When asked why there isn’t an openly gay men’s footballer at the elite level in England, Clarke said, “The answer is I don’t know, right, because I’ve spent a lot of time talking to people from the LGBT community. I’ve talked to LGBT athletes from other sports who have come out.
“The views I’ve heard is if I look at what happens to high-profile female footballers, high-profile coloured footballers and the abuse they take on social media.”
Clarke late apologised when questioned on his comments and said that he sometimes trips over his words because he worked in the U.S. for many years, where he used the term “people of colour.”
He had outlined at length how the FA were tackling issues of diversity and inclusion in English football and recognised the importance of the problems in lengthy, detailed answers.
But his evidence was littered with further clumsy language, stereotyping Asian people while also claiming a coach told him that young girls do not like the ball being kicked at them.
“If you go to the IT department at the FA, there’s a lot more South Asians than there are Afro Caribbeans,” he said during one answer. “They have different career interests.”
Following the briefing, the FA released a statement shortly after the hearing concluded which read: “Greg Clarke is deeply apologetic for the language he used to reference members of the ethnic minority community during the select committee hearing today.

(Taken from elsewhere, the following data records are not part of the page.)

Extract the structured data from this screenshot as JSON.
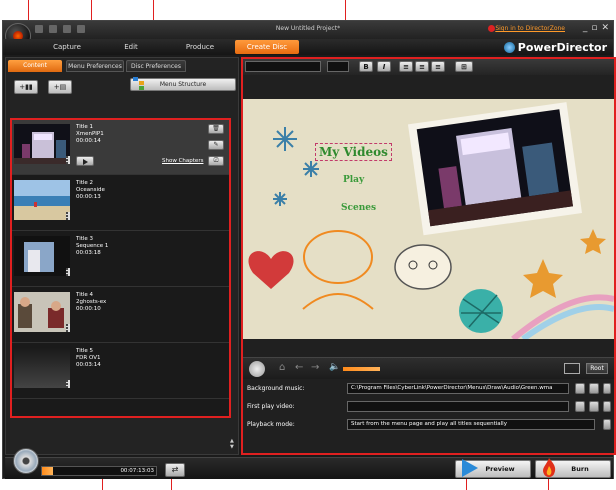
{
  "window": {
    "title": "New Untitled Project*",
    "sign_in": "Sign in to DirectorZone",
    "brand": "PowerDirector",
    "controls": [
      "_",
      "▫",
      "✕"
    ]
  },
  "main_tabs": [
    {
      "label": "Capture",
      "active": false
    },
    {
      "label": "Edit",
      "active": false
    },
    {
      "label": "Produce",
      "active": false
    },
    {
      "label": "Create Disc",
      "active": true
    }
  ],
  "sub_tabs": [
    {
      "label": "Content",
      "active": true
    },
    {
      "label": "Menu Preferences",
      "active": false
    },
    {
      "label": "Disc Preferences",
      "active": false
    }
  ],
  "toolbar": {
    "menu_structure_label": "Menu Structure"
  },
  "titles": [
    {
      "name": "Title 1",
      "file": "XmenPIP1",
      "duration": "00:00:14",
      "show_chapters": "Show Chapters"
    },
    {
      "name": "Title 2",
      "file": "Oceanside",
      "duration": "00:00:13"
    },
    {
      "name": "Title 3",
      "file": "Sequence 1",
      "duration": "00:03:18"
    },
    {
      "name": "Title 4",
      "file": "2ghosts-ex",
      "duration": "00:00:10"
    },
    {
      "name": "Title 5",
      "file": "FDR OV1",
      "duration": "00:03:14"
    }
  ],
  "menu_preview": {
    "items": [
      "My Videos",
      "Play",
      "Scenes"
    ]
  },
  "nav": {
    "root_label": "Root",
    "volume_fraction": 0.75
  },
  "settings": {
    "background_music": {
      "label": "Background music:",
      "value": "C:\\Program Files\\CyberLink\\PowerDirector\\Menus\\Draw\\Audio\\Green.wma"
    },
    "first_play_video": {
      "label": "First play video:",
      "value": ""
    },
    "playback_mode": {
      "label": "Playback mode:",
      "value": "Start from the menu page and play all titles sequentially"
    }
  },
  "bottom": {
    "capacity_used": "00:07:13:03",
    "capacity_fraction": 0.1,
    "preview_label": "Preview",
    "burn_label": "Burn"
  },
  "colors": {
    "accent": "#ff8a1a",
    "annotation": "#e02020",
    "brand_blue": "#1a78c8"
  }
}
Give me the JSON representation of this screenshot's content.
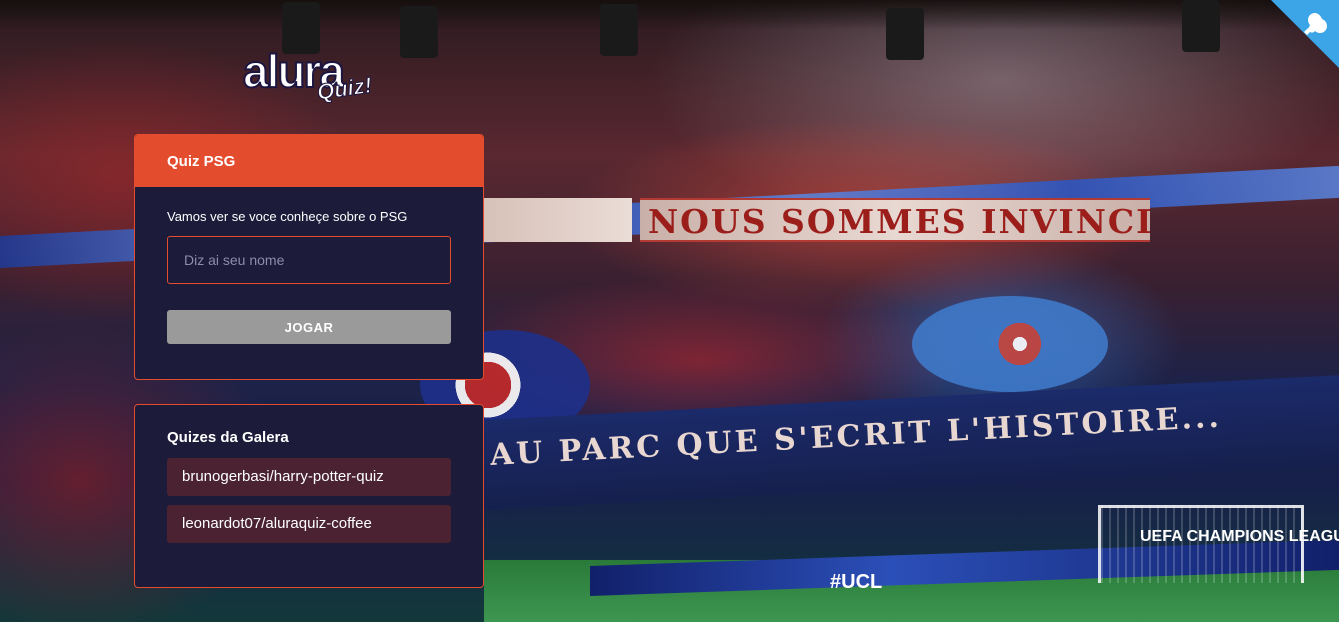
{
  "background": {
    "banner_top": "NOUS SOMMES INVINCIBLES",
    "banner_wall": "AU PARC QUE S'ECRIT L'HISTOIRE...",
    "ad_board": "#UCL",
    "goal_board": "UEFA CHAMPIONS LEAGUE"
  },
  "logo": {
    "main": "alura",
    "sub": "Quiz!"
  },
  "quiz_widget": {
    "title": "Quiz PSG",
    "description": "Vamos ver se voce conheçe sobre o PSG",
    "name_input": {
      "placeholder": "Diz ai seu nome",
      "value": ""
    },
    "play_button_label": "JOGAR"
  },
  "community_widget": {
    "title": "Quizes da Galera",
    "quizzes": [
      {
        "label": "brunogerbasi/harry-potter-quiz"
      },
      {
        "label": "leonardot07/aluraquiz-coffee"
      }
    ]
  },
  "github_corner": {
    "icon": "github-octocat-icon",
    "color": "#3ba5e8"
  },
  "colors": {
    "primary": "#e34c2c",
    "widget_bg": "#1c1b3a",
    "button_disabled": "#9a9a9a",
    "link_bg": "#4a2232"
  }
}
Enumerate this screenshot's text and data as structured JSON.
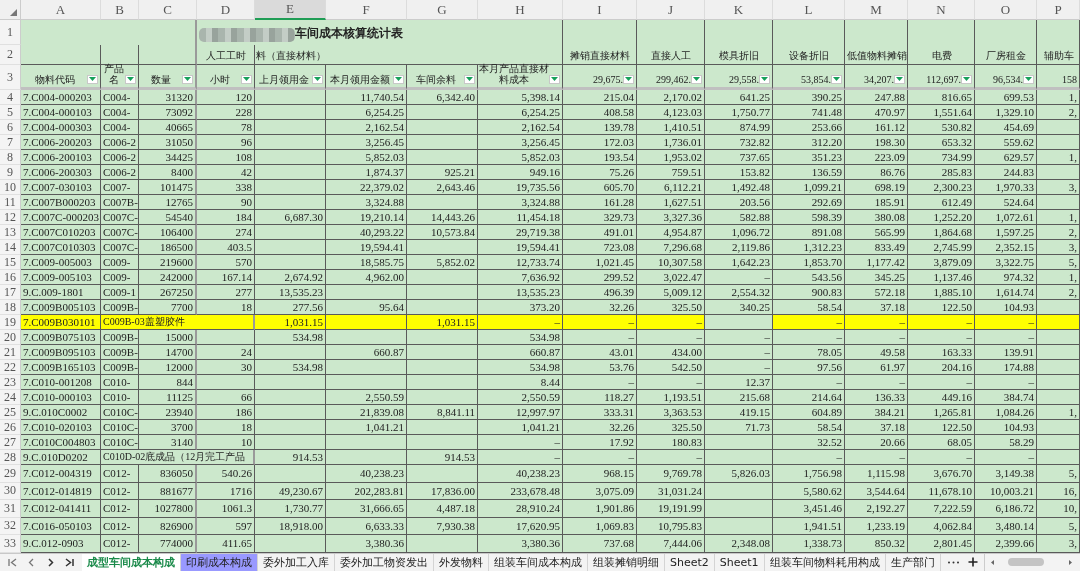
{
  "columns": [
    {
      "label": "A",
      "selected": false
    },
    {
      "label": "B",
      "selected": false
    },
    {
      "label": "C",
      "selected": false
    },
    {
      "label": "D",
      "selected": false
    },
    {
      "label": "E",
      "selected": true
    },
    {
      "label": "F",
      "selected": false
    },
    {
      "label": "G",
      "selected": false
    },
    {
      "label": "H",
      "selected": false
    },
    {
      "label": "I",
      "selected": false
    },
    {
      "label": "J",
      "selected": false
    },
    {
      "label": "K",
      "selected": false
    },
    {
      "label": "L",
      "selected": false
    },
    {
      "label": "M",
      "selected": false
    },
    {
      "label": "N",
      "selected": false
    },
    {
      "label": "O",
      "selected": false
    },
    {
      "label": "P",
      "selected": false
    }
  ],
  "title_row": {
    "number": "1",
    "title": "车间成本核算统计表"
  },
  "group_row": {
    "number": "2",
    "cells": {
      "D": "人工工时",
      "E": "料（直接材料）",
      "I": "摊销直接材料",
      "J": "直接人工",
      "K": "模具折旧",
      "L": "设备折旧",
      "M": "低值物料摊销",
      "N": "电费",
      "O": "厂房租金",
      "P": "辅助车"
    }
  },
  "header_row": {
    "number": "3",
    "cells": {
      "A": {
        "text": "物料代码",
        "filter": true
      },
      "B": {
        "text": "产品名",
        "filter": true
      },
      "C": {
        "text": "数量",
        "filter": true
      },
      "D": {
        "text": "小时",
        "filter": true
      },
      "E": {
        "text": "上月领用金",
        "filter": true
      },
      "F": {
        "text": "本月领用金额",
        "filter": true
      },
      "G": {
        "text": "车间余料",
        "filter": true
      },
      "H": {
        "text": "本月产品直接材料成本",
        "filter": true
      },
      "I": {
        "text": "29,675.",
        "filter": true
      },
      "J": {
        "text": "299,462.",
        "filter": true
      },
      "K": {
        "text": "29,558.",
        "filter": true
      },
      "L": {
        "text": "53,854.",
        "filter": true
      },
      "M": {
        "text": "34,207.",
        "filter": true
      },
      "N": {
        "text": "112,697.",
        "filter": true
      },
      "O": {
        "text": "96,534.",
        "filter": true
      },
      "P": {
        "text": "158",
        "filter": false
      }
    }
  },
  "rows": [
    {
      "number": "4",
      "cells": {
        "A": "7.C004-000203",
        "B": "C004-",
        "C": "31320",
        "D": "120",
        "F": "11,740.54",
        "G": "6,342.40",
        "H": "5,398.14",
        "I": "215.04",
        "J": "2,170.02",
        "K": "641.25",
        "L": "390.25",
        "M": "247.88",
        "N": "816.65",
        "O": "699.53",
        "P": "1,"
      }
    },
    {
      "number": "5",
      "cells": {
        "A": "7.C004-000103",
        "B": "C004-",
        "C": "73092",
        "D": "228",
        "F": "6,254.25",
        "H": "6,254.25",
        "I": "408.58",
        "J": "4,123.03",
        "K": "1,750.77",
        "L": "741.48",
        "M": "470.97",
        "N": "1,551.64",
        "O": "1,329.10",
        "P": "2,"
      }
    },
    {
      "number": "6",
      "cells": {
        "A": "7.C004-000303",
        "B": "C004-",
        "C": "40665",
        "D": "78",
        "F": "2,162.54",
        "H": "2,162.54",
        "I": "139.78",
        "J": "1,410.51",
        "K": "874.99",
        "L": "253.66",
        "M": "161.12",
        "N": "530.82",
        "O": "454.69"
      }
    },
    {
      "number": "7",
      "cells": {
        "A": "7.C006-200203",
        "B": "C006-2",
        "C": "31050",
        "D": "96",
        "F": "3,256.45",
        "H": "3,256.45",
        "I": "172.03",
        "J": "1,736.01",
        "K": "732.82",
        "L": "312.20",
        "M": "198.30",
        "N": "653.32",
        "O": "559.62"
      }
    },
    {
      "number": "8",
      "cells": {
        "A": "7.C006-200103",
        "B": "C006-2",
        "C": "34425",
        "D": "108",
        "F": "5,852.03",
        "H": "5,852.03",
        "I": "193.54",
        "J": "1,953.02",
        "K": "737.65",
        "L": "351.23",
        "M": "223.09",
        "N": "734.99",
        "O": "629.57",
        "P": "1,"
      }
    },
    {
      "number": "9",
      "cells": {
        "A": "7.C006-200303",
        "B": "C006-2",
        "C": "8400",
        "D": "42",
        "F": "1,874.37",
        "G": "925.21",
        "H": "949.16",
        "I": "75.26",
        "J": "759.51",
        "K": "153.82",
        "L": "136.59",
        "M": "86.76",
        "N": "285.83",
        "O": "244.83"
      }
    },
    {
      "number": "10",
      "cells": {
        "A": "7.C007-030103",
        "B": "C007-",
        "C": "101475",
        "D": "338",
        "F": "22,379.02",
        "G": "2,643.46",
        "H": "19,735.56",
        "I": "605.70",
        "J": "6,112.21",
        "K": "1,492.48",
        "L": "1,099.21",
        "M": "698.19",
        "N": "2,300.23",
        "O": "1,970.33",
        "P": "3,"
      }
    },
    {
      "number": "11",
      "cells": {
        "A": "7.C007B000203",
        "B": "C007B-",
        "C": "12765",
        "D": "90",
        "F": "3,324.88",
        "H": "3,324.88",
        "I": "161.28",
        "J": "1,627.51",
        "K": "203.56",
        "L": "292.69",
        "M": "185.91",
        "N": "612.49",
        "O": "524.64"
      }
    },
    {
      "number": "12",
      "cells": {
        "A": "7.C007C-000203",
        "B": "C007C-",
        "C": "54540",
        "D": "184",
        "E": "6,687.30",
        "F": "19,210.14",
        "G": "14,443.26",
        "H": "11,454.18",
        "I": "329.73",
        "J": "3,327.36",
        "K": "582.88",
        "L": "598.39",
        "M": "380.08",
        "N": "1,252.20",
        "O": "1,072.61",
        "P": "1,"
      }
    },
    {
      "number": "13",
      "cells": {
        "A": "7.C007C010203",
        "B": "C007C-",
        "C": "106400",
        "D": "274",
        "F": "40,293.22",
        "G": "10,573.84",
        "H": "29,719.38",
        "I": "491.01",
        "J": "4,954.87",
        "K": "1,096.72",
        "L": "891.08",
        "M": "565.99",
        "N": "1,864.68",
        "O": "1,597.25",
        "P": "2,"
      }
    },
    {
      "number": "14",
      "cells": {
        "A": "7.C007C010303",
        "B": "C007C-",
        "C": "186500",
        "D": "403.5",
        "F": "19,594.41",
        "H": "19,594.41",
        "I": "723.08",
        "J": "7,296.68",
        "K": "2,119.86",
        "L": "1,312.23",
        "M": "833.49",
        "N": "2,745.99",
        "O": "2,352.15",
        "P": "3,"
      }
    },
    {
      "number": "15",
      "cells": {
        "A": "7.C009-005003",
        "B": "C009-",
        "C": "219600",
        "D": "570",
        "F": "18,585.75",
        "G": "5,852.02",
        "H": "12,733.74",
        "I": "1,021.45",
        "J": "10,307.58",
        "K": "1,642.23",
        "L": "1,853.70",
        "M": "1,177.42",
        "N": "3,879.09",
        "O": "3,322.75",
        "P": "5,"
      }
    },
    {
      "number": "16",
      "cells": {
        "A": "7.C009-005103",
        "B": "C009-",
        "C": "242000",
        "D": "167.14",
        "E": "2,674.92",
        "F": "4,962.00",
        "H": "7,636.92",
        "I": "299.52",
        "J": "3,022.47",
        "K": "–",
        "L": "543.56",
        "M": "345.25",
        "N": "1,137.46",
        "O": "974.32",
        "P": "1,"
      }
    },
    {
      "number": "17",
      "cells": {
        "A": "9.C.009-1801",
        "B": "C009-1",
        "C": "267250",
        "D": "277",
        "E": "13,535.23",
        "H": "13,535.23",
        "I": "496.39",
        "J": "5,009.12",
        "K": "2,554.32",
        "L": "900.83",
        "M": "572.18",
        "N": "1,885.10",
        "O": "1,614.74",
        "P": "2,"
      }
    },
    {
      "number": "18",
      "cells": {
        "A": "7.C009B005103",
        "B": "C009B-",
        "C": "7700",
        "D": "18",
        "E": "277.56",
        "F": "95.64",
        "H": "373.20",
        "I": "32.26",
        "J": "325.50",
        "K": "340.25",
        "L": "58.54",
        "M": "37.18",
        "N": "122.50",
        "O": "104.93"
      }
    },
    {
      "number": "19",
      "cells": {
        "A": "7.C009B030101",
        "B": "C009B-03盖塑胶件",
        "E": "1,031.15",
        "G": "1,031.15",
        "H": "–",
        "I": "–",
        "J": "–",
        "L": "–",
        "M": "–",
        "N": "–",
        "O": "–"
      },
      "highlighted_cells": {
        "A": true,
        "B": true,
        "E": true,
        "F": true,
        "G": true,
        "H": true,
        "I": true,
        "J": true,
        "K": false,
        "L": true,
        "M": true,
        "N": true,
        "O": true,
        "P": true
      }
    },
    {
      "number": "20",
      "cells": {
        "A": "7.C009B075103",
        "B": "C009B-",
        "C": "15000",
        "E": "534.98",
        "H": "534.98",
        "I": "–",
        "J": "–",
        "K": "–",
        "L": "–",
        "M": "–",
        "N": "–",
        "O": "–"
      }
    },
    {
      "number": "21",
      "cells": {
        "A": "7.C009B095103",
        "B": "C009B-",
        "C": "14700",
        "D": "24",
        "F": "660.87",
        "H": "660.87",
        "I": "43.01",
        "J": "434.00",
        "K": "–",
        "L": "78.05",
        "M": "49.58",
        "N": "163.33",
        "O": "139.91"
      }
    },
    {
      "number": "22",
      "cells": {
        "A": "7.C009B165103",
        "B": "C009B-",
        "C": "12000",
        "D": "30",
        "E": "534.98",
        "H": "534.98",
        "I": "53.76",
        "J": "542.50",
        "K": "–",
        "L": "97.56",
        "M": "61.97",
        "N": "204.16",
        "O": "174.88"
      }
    },
    {
      "number": "23",
      "cells": {
        "A": "7.C010-001208",
        "B": "C010-",
        "C": "844",
        "H": "8.44",
        "I": "–",
        "J": "–",
        "K": "12.37",
        "L": "–",
        "M": "–",
        "N": "–",
        "O": "–"
      }
    },
    {
      "number": "24",
      "cells": {
        "A": "7.C010-000103",
        "B": "C010-",
        "C": "11125",
        "D": "66",
        "F": "2,550.59",
        "H": "2,550.59",
        "I": "118.27",
        "J": "1,193.51",
        "K": "215.68",
        "L": "214.64",
        "M": "136.33",
        "N": "449.16",
        "O": "384.74"
      }
    },
    {
      "number": "25",
      "cells": {
        "A": "9.C.010C0002",
        "B": "C010C-",
        "C": "23940",
        "D": "186",
        "F": "21,839.08",
        "G": "8,841.11",
        "H": "12,997.97",
        "I": "333.31",
        "J": "3,363.53",
        "K": "419.15",
        "L": "604.89",
        "M": "384.21",
        "N": "1,265.81",
        "O": "1,084.26",
        "P": "1,"
      }
    },
    {
      "number": "26",
      "cells": {
        "A": "7.C010-020103",
        "B": "C010C-",
        "C": "3700",
        "D": "18",
        "F": "1,041.21",
        "H": "1,041.21",
        "I": "32.26",
        "J": "325.50",
        "K": "71.73",
        "L": "58.54",
        "M": "37.18",
        "N": "122.50",
        "O": "104.93"
      }
    },
    {
      "number": "27",
      "cells": {
        "A": "7.C010C004803",
        "B": "C010C-",
        "C": "3140",
        "D": "10",
        "H": "–",
        "I": "17.92",
        "J": "180.83",
        "L": "32.52",
        "M": "20.66",
        "N": "68.05",
        "O": "58.29"
      }
    },
    {
      "number": "28",
      "cells": {
        "A": "9.C.010D0202",
        "B": "C010D-02底成品（12月完工产品",
        "E": "914.53",
        "G": "914.53",
        "H": "–",
        "I": "–",
        "J": "–",
        "L": "–",
        "M": "–",
        "N": "–",
        "O": "–"
      }
    },
    {
      "number": "29",
      "cells": {
        "A": "7.C012-004319",
        "B": "C012-",
        "C": "836050",
        "D": "540.26",
        "F": "40,238.23",
        "H": "40,238.23",
        "I": "968.15",
        "J": "9,769.78",
        "K": "5,826.03",
        "L": "1,756.98",
        "M": "1,115.98",
        "N": "3,676.70",
        "O": "3,149.38",
        "P": "5,"
      }
    },
    {
      "number": "30",
      "cells": {
        "A": "7.C012-014819",
        "B": "C012-",
        "C": "881677",
        "D": "1716",
        "E": "49,230.67",
        "F": "202,283.81",
        "G": "17,836.00",
        "H": "233,678.48",
        "I": "3,075.09",
        "J": "31,031.24",
        "L": "5,580.62",
        "M": "3,544.64",
        "N": "11,678.10",
        "O": "10,003.21",
        "P": "16,"
      }
    },
    {
      "number": "31",
      "cells": {
        "A": "7.C012-041411",
        "B": "C012-",
        "C": "1027800",
        "D": "1061.3",
        "E": "1,730.77",
        "F": "31,666.65",
        "G": "4,487.18",
        "H": "28,910.24",
        "I": "1,901.86",
        "J": "19,191.99",
        "L": "3,451.46",
        "M": "2,192.27",
        "N": "7,222.59",
        "O": "6,186.72",
        "P": "10,"
      }
    },
    {
      "number": "32",
      "cells": {
        "A": "7.C016-050103",
        "B": "C012-",
        "C": "826900",
        "D": "597",
        "E": "18,918.00",
        "F": "6,633.33",
        "G": "7,930.38",
        "H": "17,620.95",
        "I": "1,069.83",
        "J": "10,795.83",
        "L": "1,941.51",
        "M": "1,233.19",
        "N": "4,062.84",
        "O": "3,480.14",
        "P": "5,"
      }
    },
    {
      "number": "33",
      "cells": {
        "A": "9.C.012-0903",
        "B": "C012-",
        "C": "774000",
        "D": "411.65",
        "F": "3,380.36",
        "H": "3,380.36",
        "I": "737.68",
        "J": "7,444.06",
        "K": "2,348.08",
        "L": "1,338.73",
        "M": "850.32",
        "N": "2,801.45",
        "O": "2,399.66",
        "P": "3,"
      }
    }
  ],
  "tabs": [
    {
      "label": "成型车间成本构成",
      "selected": true
    },
    {
      "label": "印刷成本构成",
      "selected": false,
      "color": "#9999ff"
    },
    {
      "label": "委外加工入库",
      "selected": false
    },
    {
      "label": "委外加工物资发出",
      "selected": false
    },
    {
      "label": "外发物料",
      "selected": false
    },
    {
      "label": "组装车间成本构成",
      "selected": false
    },
    {
      "label": "组装摊销明细",
      "selected": false
    },
    {
      "label": "Sheet2",
      "selected": false
    },
    {
      "label": "Sheet1",
      "selected": false
    },
    {
      "label": "组装车间物料耗用构成",
      "selected": false
    },
    {
      "label": "生产部门",
      "selected": false
    }
  ]
}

“He acknowledged that using the term ‘coloured’ is not appropriate and wholeheartedly apologised during the hearing.”
A Clarke statement read: “As a person who loves football and has given decades of service to our game, it is right that I put the interests of football first.
“2020 has been a challenging year and I have been actively considering standing down for some time to make way for a new Chair now our CEO transition is complete and excellent executive leadership under Mark Bullingham is established.
“My unacceptable words in front of parliament were a disservice to our game and to those who watch, play, referee and administer it. This has crystallised my resolve to move on. I am deeply saddened that I have offended those diverse communities in football that I and others worked so hard to include.
“I would like to thank my friends and colleagues in the game for the wisdom and counsel they have shared over the years and resign from the FA with immediate effect.”